The benefit packages are similar but not identical. The Healthy Michigan Plan places some limits that traditional Medicaid does not. Skilled nursing facility stays are capped at 45 days per contract year. Inpatient mental health services, including residential treatment, are limited to 20 days per year. Outpatient mental health services are also capped at 20 days annually. Traditional Medicaid does not impose these specific caps. On the other hand, the Healthy Michigan Plan explicitly includes adult dental, vision (including eyeglasses and refractions), hearing services with hearing aids, and personal care services, benefits that were added to ensure comprehensive coverage for this population.

Medically Frail Members Get Extra Protections

If you have a serious physical, mental, or emotional health condition that limits your ability to perform daily activities like bathing, dressing, or household chores, you may be classified as “medically frail.” This designation can happen in three ways: you identify the condition yourself on your application, the state flags it through an analysis of your medical claims, or your healthcare provider refers you for the status.
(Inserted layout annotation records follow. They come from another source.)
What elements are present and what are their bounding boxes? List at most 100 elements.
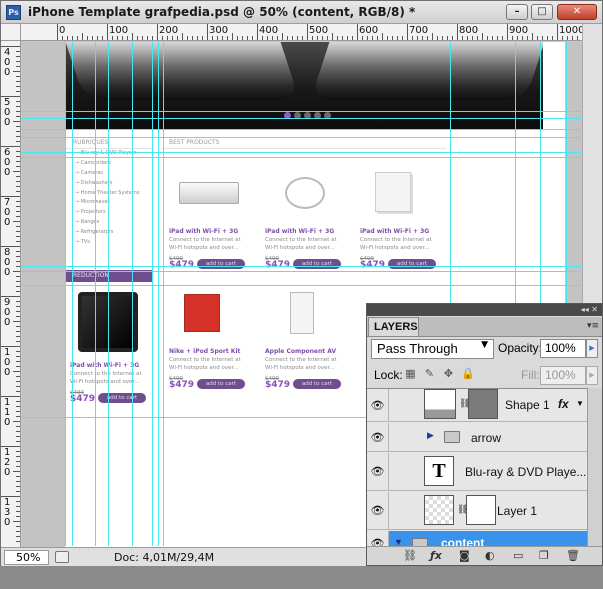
rubrique-link[interactable]: → Cameras xyxy=(65,169,153,179)
product-name[interactable]: iPad with Wi-Fi + 3G xyxy=(265,228,334,235)
product-card[interactable]: iPad with Wi-Fi + 3G Connect to the Inter… xyxy=(360,172,450,270)
vertical-guide[interactable] xyxy=(132,41,133,546)
tab-layers[interactable]: LAYERS xyxy=(368,317,419,336)
horizontal-guide[interactable] xyxy=(21,129,581,130)
eye-icon[interactable]: 👁 xyxy=(367,389,389,421)
link-layers-icon[interactable]: ⛓ xyxy=(403,549,417,562)
product-image[interactable] xyxy=(184,294,220,332)
product-name[interactable]: iPad with Wi-Fi + 3G xyxy=(70,362,139,369)
product-card[interactable]: Apple Component AV Connect to the Interne… xyxy=(265,292,355,390)
horizontal-ruler[interactable]: 0 100 200 300 400 500 600 700 800 900 1000 xyxy=(21,24,582,41)
horizontal-guide[interactable] xyxy=(21,152,581,153)
fx-icon[interactable]: fx xyxy=(558,397,569,411)
layer-row-shape-1[interactable]: 👁 ⛓ Shape 1 fx ▼ xyxy=(367,389,587,422)
minimize-button[interactable]: – xyxy=(506,4,528,20)
lock-position-icon[interactable]: ✥ xyxy=(442,367,455,380)
panel-title-bar[interactable]: ◂◂ ✕ xyxy=(367,304,602,316)
horizontal-guide[interactable] xyxy=(21,111,581,112)
vertical-guide[interactable] xyxy=(158,41,159,546)
fill-field[interactable]: 100% xyxy=(540,366,586,385)
opacity-slider-button[interactable]: ▶ xyxy=(586,339,598,358)
close-button[interactable]: ✕ xyxy=(557,4,597,20)
eye-icon[interactable]: 👁 xyxy=(367,453,389,490)
product-image[interactable] xyxy=(285,177,325,209)
lock-pixels-icon[interactable]: ✎ xyxy=(423,367,436,380)
product-name[interactable]: iPad with Wi-Fi + 3G xyxy=(169,228,238,235)
rubrique-link[interactable]: → Dishwashers xyxy=(65,179,153,189)
add-to-cart-button[interactable]: add to cart xyxy=(98,393,146,403)
new-group-icon[interactable]: ▭ xyxy=(513,549,523,562)
product-card[interactable]: iPad with Wi-Fi + 3G Connect to the Inter… xyxy=(265,172,355,270)
zoom-field[interactable]: 50% xyxy=(4,550,49,565)
ruler-minor-tick xyxy=(16,56,20,57)
ruler-origin[interactable] xyxy=(1,24,21,41)
product-image[interactable] xyxy=(375,172,411,212)
eye-icon[interactable]: 👁 xyxy=(367,423,389,451)
rubrique-link[interactable]: → Microwaves xyxy=(65,198,153,208)
lock-transparency-icon[interactable]: ▦ xyxy=(404,367,417,380)
layer-row-layer-1[interactable]: 👁 ⛓ Layer 1 xyxy=(367,492,587,530)
collapse-icon[interactable]: ◂◂ ✕ xyxy=(581,305,598,314)
ruler-minor-tick xyxy=(497,36,498,40)
trash-icon[interactable]: 🗑 xyxy=(566,549,580,562)
product-card[interactable]: iPad with Wi-Fi + 3G Connect to the Inter… xyxy=(70,292,160,404)
maximize-button[interactable]: □ xyxy=(531,4,553,20)
horizontal-guide[interactable] xyxy=(21,118,581,119)
product-name[interactable]: Nike + iPod Sport Kit xyxy=(169,348,240,355)
rubrique-link[interactable]: → Home Theater Systems xyxy=(65,189,153,199)
vertical-guide[interactable] xyxy=(65,41,66,546)
add-mask-icon[interactable]: ◙ xyxy=(459,549,470,562)
lock-all-icon[interactable]: 🔒 xyxy=(461,367,475,380)
horizontal-guide[interactable] xyxy=(21,157,581,158)
layer-row-content-selected[interactable]: 👁 ▼ content xyxy=(367,531,587,546)
vertical-ruler[interactable]: 4 0 0 5 0 0 6 0 0 7 0 0 8 0 0 9 0 0 1 0 0 1 1 0… xyxy=(1,41,21,547)
eye-icon[interactable]: 👁 xyxy=(367,531,389,546)
ruler-label: 1000 xyxy=(559,25,582,36)
layers-scrollbar[interactable] xyxy=(587,388,602,546)
add-to-cart-button[interactable]: add to cart xyxy=(197,259,245,269)
rubrique-link[interactable]: → Projectors xyxy=(65,208,153,218)
fx-icon[interactable]: ƒx xyxy=(430,549,442,562)
product-image[interactable] xyxy=(179,182,239,204)
rubrique-link[interactable]: → Refrigerators xyxy=(65,228,153,238)
fill-slider-button[interactable]: ▶ xyxy=(586,366,598,385)
vertical-guide[interactable] xyxy=(72,41,73,546)
horizontal-guide[interactable] xyxy=(21,137,581,138)
vertical-guide[interactable] xyxy=(108,41,109,546)
layer-row-bluray-text[interactable]: 👁 T Blu-ray & DVD Playe... xyxy=(367,453,587,491)
rubrique-link[interactable]: → TVs xyxy=(65,238,153,248)
chevron-right-icon[interactable]: ▶ xyxy=(427,430,434,441)
product-image[interactable] xyxy=(290,292,314,334)
add-to-cart-button[interactable]: add to cart xyxy=(197,379,245,389)
add-to-cart-button[interactable]: add to cart xyxy=(293,259,341,269)
rubrique-link[interactable]: → Camcorders xyxy=(65,159,153,169)
vertical-guide[interactable] xyxy=(95,41,96,546)
folder-icon xyxy=(412,538,428,546)
product-name[interactable]: iPad with Wi-Fi + 3G xyxy=(360,228,429,235)
product-card[interactable]: iPad with Wi-Fi + 3G Connect to the Inter… xyxy=(169,172,259,270)
vertical-guide[interactable] xyxy=(163,41,164,546)
chevron-down-icon[interactable]: ▼ xyxy=(394,537,403,546)
adjustment-layer-icon[interactable]: ◐ xyxy=(485,549,495,562)
panel-menu-icon[interactable]: ▾≡ xyxy=(587,321,599,331)
vertical-guide[interactable] xyxy=(152,41,153,546)
rubrique-link[interactable]: → Ranges xyxy=(65,218,153,228)
layer-row-arrow[interactable]: 👁 ▶ arrow xyxy=(367,423,587,452)
expand-effects-icon[interactable]: ▼ xyxy=(576,399,584,408)
title-bar[interactable]: Ps iPhone Template grafpedia.psd @ 50% (… xyxy=(1,1,602,24)
opacity-field[interactable]: 100% xyxy=(540,339,586,358)
ruler-minor-tick xyxy=(97,36,98,40)
add-to-cart-button[interactable]: add to cart xyxy=(293,379,341,389)
ruler-minor-tick xyxy=(16,466,20,467)
horizontal-guide[interactable] xyxy=(21,271,581,272)
horizontal-guide[interactable] xyxy=(21,285,581,286)
product-card[interactable]: Nike + iPod Sport Kit Connect to the Inte… xyxy=(169,292,259,390)
product-name[interactable]: Apple Component AV xyxy=(265,348,336,355)
document-size-info[interactable]: Doc: 4,01M/29,4M xyxy=(114,551,214,564)
new-layer-icon[interactable]: ❐ xyxy=(539,549,549,562)
horizontal-guide[interactable] xyxy=(21,266,581,267)
eye-icon[interactable]: 👁 xyxy=(367,492,389,529)
navigator-icon[interactable] xyxy=(55,551,69,563)
add-to-cart-button[interactable]: add to cart xyxy=(388,259,436,269)
blend-mode-select[interactable]: Pass Through ▼ xyxy=(371,339,494,359)
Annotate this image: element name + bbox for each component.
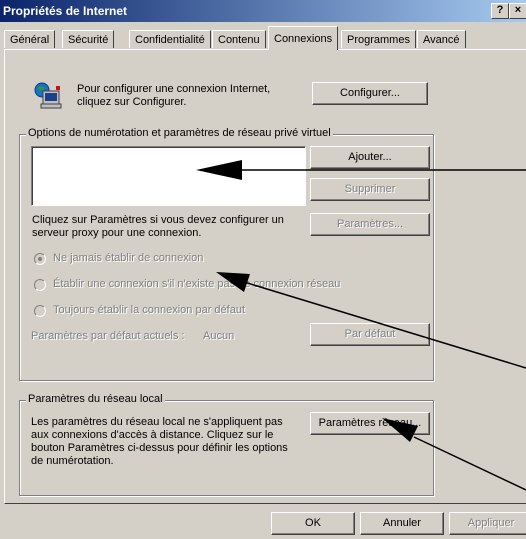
tab-strip: Général Sécurité Confidentialité Contenu… bbox=[4, 26, 526, 50]
lan-settings-button[interactable]: Paramètres réseau... bbox=[310, 412, 430, 435]
ok-button[interactable]: OK bbox=[271, 512, 355, 535]
remove-button[interactable]: Supprimer bbox=[310, 178, 430, 201]
add-button[interactable]: Ajouter... bbox=[310, 146, 430, 169]
radio-always-dial-label: Toujours établir la connexion par défaut bbox=[53, 304, 246, 316]
set-default-button[interactable]: Par défaut bbox=[310, 323, 430, 346]
tab-programs[interactable]: Programmes bbox=[341, 30, 416, 48]
connections-listbox[interactable] bbox=[31, 146, 306, 206]
radio-dial-when-no-network-label: Établir une connexion s'il n'existe pas … bbox=[53, 278, 341, 290]
apply-button[interactable]: Appliquer bbox=[449, 512, 526, 535]
internet-properties-dialog: Propriétés de Internet ? × Général Sécur… bbox=[0, 0, 526, 539]
tab-content[interactable]: Contenu bbox=[212, 30, 266, 48]
lan-description: Les paramètres du réseau local ne s'appl… bbox=[31, 416, 288, 467]
configure-button[interactable]: Configurer... bbox=[312, 82, 428, 105]
help-button[interactable]: ? bbox=[491, 3, 509, 19]
dialup-group-legend: Options de numérotation et paramètres de… bbox=[26, 127, 333, 139]
tab-privacy[interactable]: Confidentialité bbox=[129, 30, 211, 48]
title-bar: Propriétés de Internet ? × bbox=[0, 0, 526, 22]
window-title: Propriétés de Internet bbox=[3, 4, 128, 18]
radio-never-dial-label: Ne jamais établir de connexion bbox=[53, 252, 204, 264]
close-button[interactable]: × bbox=[509, 3, 526, 19]
radio-selected-dot bbox=[38, 257, 42, 261]
current-default-label: Paramètres par défaut actuels : bbox=[31, 330, 185, 342]
tab-security[interactable]: Sécurité bbox=[62, 30, 115, 48]
network-computer-icon bbox=[32, 82, 64, 112]
lan-group-legend: Paramètres du réseau local bbox=[26, 393, 165, 405]
proxy-instructions: Cliquez sur Paramètres si vous devez con… bbox=[32, 214, 284, 239]
tab-connections[interactable]: Connexions bbox=[268, 26, 339, 50]
radio-always-dial[interactable] bbox=[34, 305, 46, 317]
settings-button[interactable]: Paramètres... bbox=[310, 213, 430, 236]
tab-general[interactable]: Général bbox=[4, 30, 56, 48]
tab-advanced[interactable]: Avancé bbox=[417, 30, 466, 48]
setup-description: Pour configurer une connexion Internet, … bbox=[77, 83, 271, 108]
cancel-button[interactable]: Annuler bbox=[360, 512, 444, 535]
radio-dial-when-no-network[interactable] bbox=[34, 279, 46, 291]
radio-never-dial[interactable] bbox=[34, 253, 46, 265]
current-default-value: Aucun bbox=[203, 330, 235, 342]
Being classified as medically frail provides meaningful protections. You’re exempt from any enrollment suspension that could otherwise apply after 48 months. You’re also exempt from workforce engagement requirements that the state may impose as a condition of coverage. These exemptions recognize that certain health conditions make standard program requirements unrealistic.

How to Apply

There are three ways to apply for the Healthy Michigan Plan. You can apply online through MI Bridges at michigan.gov/mibridges, call 1-855-789-5610, or visit your local Department of Health and Human Services office in person. If you apply online, you’ll need to create a MI Bridges account first. The same account lets you manage your case and report any changes to your income or household size after enrollment.

If you’re unsure whether you qualify, applying is the simplest way to find out. The state determines eligibility based on your modified adjusted gross income, which accounts for certain deductions and may differ from your gross pay. You won’t know your exact eligibility until the application is processed.